Add Schema Followups

tasks20/20
Created openspec/changes/add-schema-followups/tasks.mdView on GitHub →

1. Reconciliation primitive

  • Add src/manifest-reconcile.ts exporting parseManifestStreams, parseSchemaStreams, scanEmittedStreams, reconcile, and reconcileFromDisk. Pure functions only — no globbing or DB access.
  • Add 16 unit tests under src/manifest-reconcile.test.ts covering every parser branch and reconcile case (aligned, undeclared-emit, schemaless-emit, ghost-stream, dynamic-emit-miss).
  • Add bin/reconcile-manifests.ts CLI that checks schema-bearing connectors by default, finds matching manifests/connectors, reports drift, exits nonzero on any drift, and exposes --all for the broader schemaless-connector audit.
  • Add bin/reconcile-manifests.test.ts — regression net that asserts every connector with a schemas.ts aligns. 11 tests today (amazon, chase, chatgpt, claude_code, codex, github, gmail, reddit, slack, usaa, ynab).

2. Pilot fixtures

  • Author 42 fixture files (62 total records) at fixtures/<connector>/scrubbed/pilot-real-shape/records/<stream>.jsonl for the six newly-schemed connectors. Authored by sub-agents from schemas.ts + parsers.ts + types.ts; reviewed and replayed.
  • Synthetic content uses [REDACTED_*] placeholders for identifying fields. No real owner data, no DB extracts. Records are committable.
  • Add bin/replay-pilot-fixtures.ts — diagnostic that replays every committed fixture through validateRecord and reports drift.
  • Add src/pilot-fixture-test-helper.tsregisterPilotFixtureTests({ connector, validateRecord }).
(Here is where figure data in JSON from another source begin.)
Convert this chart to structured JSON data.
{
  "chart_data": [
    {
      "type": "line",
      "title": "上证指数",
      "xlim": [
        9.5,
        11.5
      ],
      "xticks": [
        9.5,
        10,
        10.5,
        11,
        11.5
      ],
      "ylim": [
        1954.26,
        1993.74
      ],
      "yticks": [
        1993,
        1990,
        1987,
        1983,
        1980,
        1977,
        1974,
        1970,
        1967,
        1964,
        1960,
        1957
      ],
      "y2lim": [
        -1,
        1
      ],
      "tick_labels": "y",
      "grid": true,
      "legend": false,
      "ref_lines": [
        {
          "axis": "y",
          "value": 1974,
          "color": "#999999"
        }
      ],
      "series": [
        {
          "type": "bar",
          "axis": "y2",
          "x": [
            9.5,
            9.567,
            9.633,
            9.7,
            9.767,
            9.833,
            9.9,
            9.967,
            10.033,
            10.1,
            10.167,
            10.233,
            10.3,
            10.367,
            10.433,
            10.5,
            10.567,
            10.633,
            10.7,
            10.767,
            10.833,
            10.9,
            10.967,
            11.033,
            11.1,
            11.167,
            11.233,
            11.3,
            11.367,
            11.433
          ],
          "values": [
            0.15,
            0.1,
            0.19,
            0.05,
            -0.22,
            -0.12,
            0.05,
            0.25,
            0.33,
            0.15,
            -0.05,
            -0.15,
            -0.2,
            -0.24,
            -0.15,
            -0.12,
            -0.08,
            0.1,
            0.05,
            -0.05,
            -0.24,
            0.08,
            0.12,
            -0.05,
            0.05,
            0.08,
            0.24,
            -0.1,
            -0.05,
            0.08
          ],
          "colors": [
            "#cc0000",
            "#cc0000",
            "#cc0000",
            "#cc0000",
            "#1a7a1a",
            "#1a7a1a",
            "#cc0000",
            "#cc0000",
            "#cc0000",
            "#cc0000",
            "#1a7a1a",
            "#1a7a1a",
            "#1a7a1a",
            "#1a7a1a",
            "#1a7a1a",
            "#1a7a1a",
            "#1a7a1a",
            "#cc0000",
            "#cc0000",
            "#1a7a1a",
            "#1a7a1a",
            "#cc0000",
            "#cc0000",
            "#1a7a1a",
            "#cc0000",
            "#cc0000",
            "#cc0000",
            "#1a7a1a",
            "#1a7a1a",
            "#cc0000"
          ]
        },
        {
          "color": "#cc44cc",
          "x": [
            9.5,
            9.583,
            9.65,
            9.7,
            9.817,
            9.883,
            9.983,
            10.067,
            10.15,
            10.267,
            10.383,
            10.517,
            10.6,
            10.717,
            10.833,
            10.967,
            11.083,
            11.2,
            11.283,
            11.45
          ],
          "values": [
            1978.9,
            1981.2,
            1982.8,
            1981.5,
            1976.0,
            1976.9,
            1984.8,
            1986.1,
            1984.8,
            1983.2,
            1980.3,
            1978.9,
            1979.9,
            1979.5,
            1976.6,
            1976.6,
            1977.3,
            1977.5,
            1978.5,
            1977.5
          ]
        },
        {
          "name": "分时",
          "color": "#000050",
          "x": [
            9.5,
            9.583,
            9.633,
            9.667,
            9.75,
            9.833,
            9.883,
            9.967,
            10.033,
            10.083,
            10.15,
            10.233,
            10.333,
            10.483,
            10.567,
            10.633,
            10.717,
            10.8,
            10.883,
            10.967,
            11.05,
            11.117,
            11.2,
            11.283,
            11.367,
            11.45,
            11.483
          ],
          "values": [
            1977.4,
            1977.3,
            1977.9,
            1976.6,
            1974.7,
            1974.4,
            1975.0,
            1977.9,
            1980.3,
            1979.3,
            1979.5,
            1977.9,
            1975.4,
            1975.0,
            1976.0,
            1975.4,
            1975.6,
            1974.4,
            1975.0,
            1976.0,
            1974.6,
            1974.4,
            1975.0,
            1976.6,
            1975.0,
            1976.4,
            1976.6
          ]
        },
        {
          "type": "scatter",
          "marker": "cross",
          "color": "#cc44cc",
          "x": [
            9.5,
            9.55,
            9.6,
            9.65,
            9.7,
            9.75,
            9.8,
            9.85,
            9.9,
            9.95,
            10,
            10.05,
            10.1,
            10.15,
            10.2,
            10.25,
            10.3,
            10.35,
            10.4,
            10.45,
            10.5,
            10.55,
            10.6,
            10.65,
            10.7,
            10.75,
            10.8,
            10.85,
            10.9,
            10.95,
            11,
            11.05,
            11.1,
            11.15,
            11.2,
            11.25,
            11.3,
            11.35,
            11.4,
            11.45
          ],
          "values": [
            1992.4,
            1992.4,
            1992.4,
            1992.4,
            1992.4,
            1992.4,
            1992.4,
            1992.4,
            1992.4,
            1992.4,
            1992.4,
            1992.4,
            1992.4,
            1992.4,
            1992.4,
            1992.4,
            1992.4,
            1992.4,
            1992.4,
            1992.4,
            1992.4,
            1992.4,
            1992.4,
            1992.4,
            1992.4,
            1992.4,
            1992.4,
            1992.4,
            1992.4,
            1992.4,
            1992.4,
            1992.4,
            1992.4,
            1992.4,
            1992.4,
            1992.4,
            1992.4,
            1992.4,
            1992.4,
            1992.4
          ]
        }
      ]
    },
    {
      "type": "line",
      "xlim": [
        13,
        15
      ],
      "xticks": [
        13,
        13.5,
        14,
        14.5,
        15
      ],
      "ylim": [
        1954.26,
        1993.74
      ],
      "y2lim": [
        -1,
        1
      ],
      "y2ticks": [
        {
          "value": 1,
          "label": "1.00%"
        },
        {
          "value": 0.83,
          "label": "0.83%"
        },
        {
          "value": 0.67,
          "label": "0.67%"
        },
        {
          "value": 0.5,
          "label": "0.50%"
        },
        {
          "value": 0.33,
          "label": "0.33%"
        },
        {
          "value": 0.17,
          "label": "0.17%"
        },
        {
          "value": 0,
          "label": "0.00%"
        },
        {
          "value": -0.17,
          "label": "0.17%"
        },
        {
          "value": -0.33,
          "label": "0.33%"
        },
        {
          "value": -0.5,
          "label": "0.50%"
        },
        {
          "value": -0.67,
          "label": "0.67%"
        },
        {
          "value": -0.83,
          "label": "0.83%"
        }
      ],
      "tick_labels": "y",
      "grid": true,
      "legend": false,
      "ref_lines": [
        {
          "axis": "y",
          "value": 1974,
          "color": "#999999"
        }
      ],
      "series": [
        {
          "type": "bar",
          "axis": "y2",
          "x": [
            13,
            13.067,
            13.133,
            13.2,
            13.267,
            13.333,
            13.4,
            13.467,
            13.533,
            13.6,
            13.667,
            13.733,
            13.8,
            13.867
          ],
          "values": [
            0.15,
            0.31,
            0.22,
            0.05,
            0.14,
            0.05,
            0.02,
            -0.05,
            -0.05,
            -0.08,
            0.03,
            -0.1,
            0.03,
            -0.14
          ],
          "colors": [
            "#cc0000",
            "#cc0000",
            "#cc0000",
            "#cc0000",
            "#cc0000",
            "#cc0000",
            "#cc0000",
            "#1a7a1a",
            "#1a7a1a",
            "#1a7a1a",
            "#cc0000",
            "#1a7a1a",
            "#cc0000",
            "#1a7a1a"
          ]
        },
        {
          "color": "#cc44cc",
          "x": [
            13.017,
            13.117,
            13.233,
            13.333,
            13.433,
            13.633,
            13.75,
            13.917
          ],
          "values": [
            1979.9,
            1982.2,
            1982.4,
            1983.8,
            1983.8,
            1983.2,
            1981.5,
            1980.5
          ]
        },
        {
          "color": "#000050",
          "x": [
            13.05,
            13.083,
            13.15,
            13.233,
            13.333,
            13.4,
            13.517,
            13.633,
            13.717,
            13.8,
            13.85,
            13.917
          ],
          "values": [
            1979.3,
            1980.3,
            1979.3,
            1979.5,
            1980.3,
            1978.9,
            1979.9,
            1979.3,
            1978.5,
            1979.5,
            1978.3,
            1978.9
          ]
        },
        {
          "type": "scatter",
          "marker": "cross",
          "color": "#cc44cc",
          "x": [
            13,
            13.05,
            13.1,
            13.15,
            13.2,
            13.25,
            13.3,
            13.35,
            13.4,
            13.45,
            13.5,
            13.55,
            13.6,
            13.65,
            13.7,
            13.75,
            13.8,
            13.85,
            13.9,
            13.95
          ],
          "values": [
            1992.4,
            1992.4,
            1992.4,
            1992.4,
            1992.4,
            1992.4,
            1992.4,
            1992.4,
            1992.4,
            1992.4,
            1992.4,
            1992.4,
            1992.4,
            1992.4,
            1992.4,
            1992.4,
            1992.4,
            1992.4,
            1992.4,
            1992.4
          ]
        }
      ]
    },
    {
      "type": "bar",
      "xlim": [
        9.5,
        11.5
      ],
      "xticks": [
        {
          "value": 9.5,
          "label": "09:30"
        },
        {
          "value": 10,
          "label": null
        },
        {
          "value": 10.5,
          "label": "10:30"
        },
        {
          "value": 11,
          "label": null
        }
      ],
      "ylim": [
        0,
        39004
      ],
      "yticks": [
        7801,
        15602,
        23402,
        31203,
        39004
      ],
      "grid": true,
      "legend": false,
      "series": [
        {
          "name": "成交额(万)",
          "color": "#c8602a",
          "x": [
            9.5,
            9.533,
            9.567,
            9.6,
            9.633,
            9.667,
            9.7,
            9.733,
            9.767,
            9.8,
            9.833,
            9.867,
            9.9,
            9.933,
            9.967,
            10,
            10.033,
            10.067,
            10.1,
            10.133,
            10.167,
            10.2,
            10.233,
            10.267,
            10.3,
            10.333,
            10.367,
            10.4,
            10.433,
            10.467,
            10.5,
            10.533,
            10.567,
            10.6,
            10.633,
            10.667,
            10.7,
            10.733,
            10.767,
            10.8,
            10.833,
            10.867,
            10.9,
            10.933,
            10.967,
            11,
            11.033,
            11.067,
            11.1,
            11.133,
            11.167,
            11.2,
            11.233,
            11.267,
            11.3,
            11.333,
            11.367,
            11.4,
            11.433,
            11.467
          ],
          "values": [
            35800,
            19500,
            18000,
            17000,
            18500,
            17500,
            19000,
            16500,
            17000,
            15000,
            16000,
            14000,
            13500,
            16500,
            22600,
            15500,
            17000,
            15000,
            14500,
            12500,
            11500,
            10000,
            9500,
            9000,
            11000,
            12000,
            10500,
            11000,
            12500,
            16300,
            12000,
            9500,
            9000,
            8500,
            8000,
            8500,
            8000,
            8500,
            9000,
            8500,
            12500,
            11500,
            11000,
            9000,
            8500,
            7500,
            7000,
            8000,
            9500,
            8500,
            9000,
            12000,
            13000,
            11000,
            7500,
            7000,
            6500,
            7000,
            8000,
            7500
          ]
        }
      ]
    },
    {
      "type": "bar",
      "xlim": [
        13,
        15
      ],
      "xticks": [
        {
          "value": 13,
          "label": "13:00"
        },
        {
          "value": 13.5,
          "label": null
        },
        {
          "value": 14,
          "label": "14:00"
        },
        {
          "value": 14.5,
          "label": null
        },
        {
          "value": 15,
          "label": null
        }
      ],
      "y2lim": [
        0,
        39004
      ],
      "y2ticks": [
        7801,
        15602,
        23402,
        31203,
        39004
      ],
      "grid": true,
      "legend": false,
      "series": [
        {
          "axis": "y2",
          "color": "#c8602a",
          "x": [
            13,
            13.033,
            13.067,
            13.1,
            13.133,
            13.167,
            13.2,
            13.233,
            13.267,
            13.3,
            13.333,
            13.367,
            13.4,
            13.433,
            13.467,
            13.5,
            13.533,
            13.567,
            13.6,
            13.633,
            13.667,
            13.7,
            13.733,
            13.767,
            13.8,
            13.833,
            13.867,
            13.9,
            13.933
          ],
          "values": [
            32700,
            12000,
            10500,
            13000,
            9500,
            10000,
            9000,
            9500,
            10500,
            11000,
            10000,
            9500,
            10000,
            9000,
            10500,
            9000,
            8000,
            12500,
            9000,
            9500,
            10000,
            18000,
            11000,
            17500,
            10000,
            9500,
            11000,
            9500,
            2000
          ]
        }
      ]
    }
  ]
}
Each invocation registers one test per stream file; missing fixtures or schema-failing records fail the test loud.
  • Add per-connector pilot-fixture.test.ts for github, gmail, ynab, codex, claude_code, slack. Three lines each.

3. zod cleanup

  • Replace z.string().url() with z.url() in amazon, chase, usaa schemas (zod 4 idiomatic; deprecation hint cleared).

4. Followups documented

  • Update add-polyfill-connector-system/tasks.md usaa row with the schema-replay findings (4 stale-currency records, 2 empty-string records) and the decision: re-ingest, do not loosen schema.
  • Confirm reddit re-ingest tracking exists in add-polyfill-layer-two-stream-coverage/tasks.md (it does, both in §1.7 and §1.8). No new tracking needed.

5. Validation gates

  • pnpm --dir packages/polyfill-connectors run typecheck clean.
  • All previously-existing tests continue to pass.
  • 42 new pilot-fixture replay tests pass.
  • 11 new fleet-reconciliation tests pass.
  • 16 new manifest-reconcile unit tests pass.
  • pnpm --dir packages/polyfill-connectors run verify.
  • openspec validate add-schema-followups --strict and openspec validate add-schema-validation-coverage --strict.
  • openspec validate --all --strict.

6. Out of scope

  • USAA data cleanup (re-ingest the 6 stale records). Tracked in add-polyfill-connector-system/tasks.md.
  • Reddit re-ingest. Tracked in add-polyfill-layer-two-stream-coverage/tasks.md.
  • Browser-daemon retirement. Owner-reviewed separately.
  • The 12 connectors with parsers.ts but no schemas.ts (apple_health, github prior to this tranche, ical, imessage, pocket, slack-extra-streams, spotify, strava, twitter_archive, whatsapp, etc.) — out of scope for this change; tracked separately as a connector-by-connector effort.